• I'm going into a marathon of earlier Hitchcock earlier features (the silent ones and the pre-1934 talkies) and there's the same French expert who announces the film and provides some interesting backstories about the making and many appetizing trivia. And so it's very telling when the same Hitch enthusiast tells you before the beginning of "The Skin Game" that this is not the director's best film, not even by the era's standards. Granted we know that the real thing started with "The Man Who Knew Too Much", it doesn't set your anticipation very high when you're told from the get-go that you might not enjoy the film and when it takes merely five minutes to say anything remotely interesting about it. But I wouldn't call myself a Hitchcock fan if I didn't have one thing or two to say about "The Skin Game" and it so happens that I have things to say so let's get over it.

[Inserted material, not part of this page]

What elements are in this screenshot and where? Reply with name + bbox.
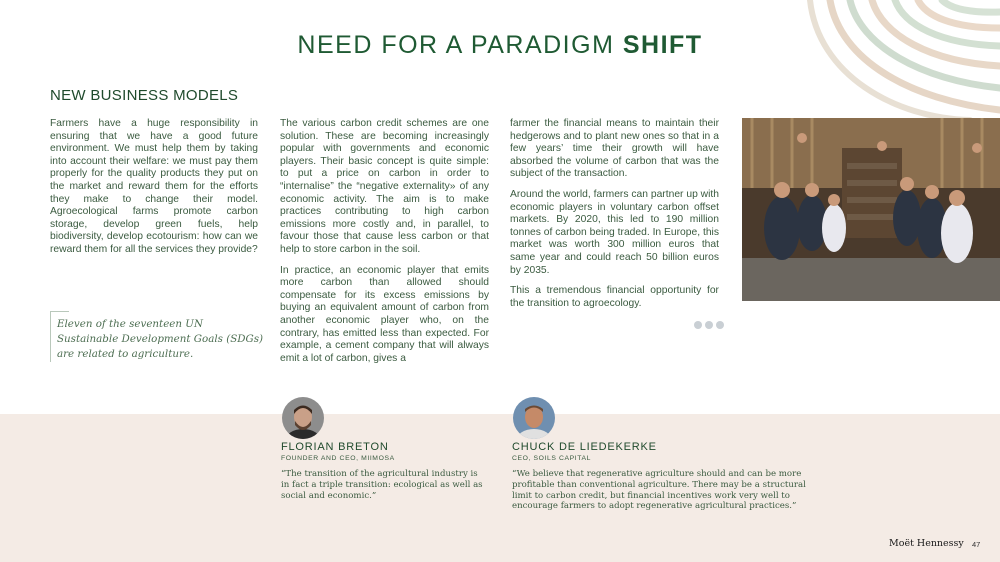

    For the sake of simplification, let's say that the film is about a feud between two highly-influent families in the English countryside: the upper-class and long established Hillchrists and the nouveau-riches Hornblowers and for the sake of simplicity, let's just say that the three main characters are Mr. And Mrs. Hillchrist (C. V. France and Helen Haye) and Mr. Hornblower (Edmund Gwenn aka Kris Kingle from "Miracle at 34th Street"). May I add that the 'skin game' involves some elaborate schemes from Hornblower consisting on buying land and then booting off the farmers in order to build factories, to which the Hillchrists are firmly opposed. The plot revolves around some counter-attack from the Hillchrist that goes through blackmailing Mr. Hornblower with some dark secret about his daughter-in-law's dubious past. That's the nature of the beast.

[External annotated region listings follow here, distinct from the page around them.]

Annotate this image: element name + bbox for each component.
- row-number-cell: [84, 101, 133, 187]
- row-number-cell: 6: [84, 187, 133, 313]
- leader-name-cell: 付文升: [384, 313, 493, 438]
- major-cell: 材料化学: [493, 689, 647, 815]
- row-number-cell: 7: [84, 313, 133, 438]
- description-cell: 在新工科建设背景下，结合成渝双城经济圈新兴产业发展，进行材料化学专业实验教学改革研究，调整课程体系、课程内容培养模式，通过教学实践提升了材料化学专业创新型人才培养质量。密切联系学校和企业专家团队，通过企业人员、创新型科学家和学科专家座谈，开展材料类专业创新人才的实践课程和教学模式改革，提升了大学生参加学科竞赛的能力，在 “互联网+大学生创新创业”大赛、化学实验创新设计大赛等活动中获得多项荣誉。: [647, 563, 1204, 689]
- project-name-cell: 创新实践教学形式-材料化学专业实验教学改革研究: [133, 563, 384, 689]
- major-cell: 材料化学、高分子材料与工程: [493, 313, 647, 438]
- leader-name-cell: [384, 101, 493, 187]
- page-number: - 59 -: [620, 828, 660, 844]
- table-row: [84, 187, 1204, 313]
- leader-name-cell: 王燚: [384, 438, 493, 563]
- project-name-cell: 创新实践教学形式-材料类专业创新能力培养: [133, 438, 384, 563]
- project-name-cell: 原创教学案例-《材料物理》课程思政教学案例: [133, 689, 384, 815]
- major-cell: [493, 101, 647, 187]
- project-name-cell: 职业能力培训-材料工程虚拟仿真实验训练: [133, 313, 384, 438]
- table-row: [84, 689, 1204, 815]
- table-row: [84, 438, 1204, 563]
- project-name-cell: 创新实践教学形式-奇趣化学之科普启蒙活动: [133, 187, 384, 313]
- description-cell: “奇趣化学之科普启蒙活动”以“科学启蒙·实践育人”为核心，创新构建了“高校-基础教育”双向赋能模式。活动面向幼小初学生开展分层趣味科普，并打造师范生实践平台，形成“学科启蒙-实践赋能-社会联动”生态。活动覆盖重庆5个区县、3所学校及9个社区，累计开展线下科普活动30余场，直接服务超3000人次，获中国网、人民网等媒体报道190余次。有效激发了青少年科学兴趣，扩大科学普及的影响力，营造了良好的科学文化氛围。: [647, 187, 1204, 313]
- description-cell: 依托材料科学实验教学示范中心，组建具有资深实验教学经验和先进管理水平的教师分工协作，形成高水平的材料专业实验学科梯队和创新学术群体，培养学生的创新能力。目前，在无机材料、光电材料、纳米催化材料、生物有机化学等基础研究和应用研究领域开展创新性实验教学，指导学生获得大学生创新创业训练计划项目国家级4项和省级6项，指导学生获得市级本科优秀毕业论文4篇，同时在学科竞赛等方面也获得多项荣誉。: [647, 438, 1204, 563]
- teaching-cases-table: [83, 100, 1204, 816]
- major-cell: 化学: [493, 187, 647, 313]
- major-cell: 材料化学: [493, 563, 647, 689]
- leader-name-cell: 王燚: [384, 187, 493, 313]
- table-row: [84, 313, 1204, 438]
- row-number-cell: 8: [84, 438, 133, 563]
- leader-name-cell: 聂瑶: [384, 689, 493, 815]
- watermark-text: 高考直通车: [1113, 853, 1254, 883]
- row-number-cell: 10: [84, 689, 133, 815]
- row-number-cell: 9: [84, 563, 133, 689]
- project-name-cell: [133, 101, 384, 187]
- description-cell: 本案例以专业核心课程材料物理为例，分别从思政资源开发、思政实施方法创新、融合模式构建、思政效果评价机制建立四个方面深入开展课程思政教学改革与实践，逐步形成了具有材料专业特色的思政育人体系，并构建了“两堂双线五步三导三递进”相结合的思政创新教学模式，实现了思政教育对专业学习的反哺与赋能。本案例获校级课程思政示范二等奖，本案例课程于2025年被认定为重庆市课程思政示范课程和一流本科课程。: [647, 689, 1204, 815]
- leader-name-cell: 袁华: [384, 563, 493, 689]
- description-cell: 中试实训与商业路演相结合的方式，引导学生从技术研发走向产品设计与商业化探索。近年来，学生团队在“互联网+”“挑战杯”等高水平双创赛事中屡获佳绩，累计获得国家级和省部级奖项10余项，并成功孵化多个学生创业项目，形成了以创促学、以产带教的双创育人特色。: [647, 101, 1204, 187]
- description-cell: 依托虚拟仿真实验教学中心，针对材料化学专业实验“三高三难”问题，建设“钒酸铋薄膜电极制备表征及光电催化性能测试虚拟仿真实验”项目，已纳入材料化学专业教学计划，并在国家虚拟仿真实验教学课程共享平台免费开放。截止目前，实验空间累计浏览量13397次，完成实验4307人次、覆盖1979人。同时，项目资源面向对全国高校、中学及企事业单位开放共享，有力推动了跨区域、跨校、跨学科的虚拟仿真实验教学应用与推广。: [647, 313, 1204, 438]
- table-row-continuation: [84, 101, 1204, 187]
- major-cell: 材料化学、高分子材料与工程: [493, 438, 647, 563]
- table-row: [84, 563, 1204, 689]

    The film was based on a 1920 play from John Galsworthy that was adapted into a silent movie version in 1921. Gwenn and France reprised their roles. But this contextualization is just to tell you that the plot was already dated in 1931 when the Great Depression had made these feuds rather obsolete in a time where anyone would have dreamed to see the dark smokes of factories over the green landscapes if that meant more jobs for people. Much more after winning his Nobel Prize, Mr. Galsworthy passed away one year after the film's release. The film belonged to the past during its own present and nothing could possibly elevate it not even among Hitchcock's good enough little films to be watched. But I think the reasons of the film's relative failure are to be counted in three.

    First, the acting. It is way too theatrical to be remotely entertaining. Mr. France keeps carrying that constantly infuriated gaze of a sinister school principal, even in his moments of weakness there's never an emotion or a shade of warmth drawn in his stone-face whereas Mrs. Haye struck me as a less likable and thinner version of Margaret Dumont and so these two people who represent the old order, rooted in their bucolic and picturesque past, are rather plain and uninteresting individuals, which makes difficult to root for them. And when the acting takes off to melodramatic summits with actors or actresses looking for long monologues, the adaptation shows its first signs of fatigue and the material gets dangerously risible.

    The acting actually highlights what is the strength and therefore the weakness of the film, Mr. Gwenn is a superb actor, he brings in his portrayal of the cocky and straightforward Hornblower the very likability we were demanding in the protagonists. He's smiling, cocky, larger-than-life, with all the stamina that the film lacks and every moment he's here, the film reaches a high spot... I can say that Gwenn reinforces my conviction that Hitchcock films needs faces and actors and some good stories can suffer from unknown faces. I could see the colorful Gwenn who played Santa Klaus or even the corrupt bodyguard in "Foreign Correspondent" and the the film makes him the antagonist, daring us not to root for him. Impossible!

    The third weakness is the rather tedious plot that relies way too much on monologues and melodrama with solemn oaths, fainting and all that jazz... and all ends on a bittersweet notes where Mr. Hornblower curses the Hillchrists for what they did and the film concludes on a climate of unpleasantness with Hitchcock who couldn't decide between cynicism or comedy and just went on rolling with the lucidity of the beginner who knows he doesn't have the upper hand.

    That said, even in the lesser Hitchcock, there's one golden rule: you have your Hitchcockian scene. And for all the bad things I said, I can say that the film features one of the most memorable auction scenes I've ever seen one that for once allowed Hitchcock to distance himself from the pompous codes of the stage and have the camera go back and forth between one auctioneer to another with various speeds, and Gwenn's subtle eye signals, creating so many swings and double swings it's like watching a Roland Garros finale. Hitchcock was said to film crime like love scenes, this time he filmed an auction like a tennis game, one that went on and on so much, with one agent outbidding another, I couldn't get over it and wish it would never end, for I felt the film had reached its momentum and would feel downhill after...

    ... just like that tree in the final shot that reminds you that even after a dull movie that it's not the man behind the camera to blame and Hitchcock had a few tricks under his sleeve he destined to better movies.

    That's all to say about "Skin Game", a film for hardcore fans only with one great sequence and one great performance... and a competent director striving for greatness.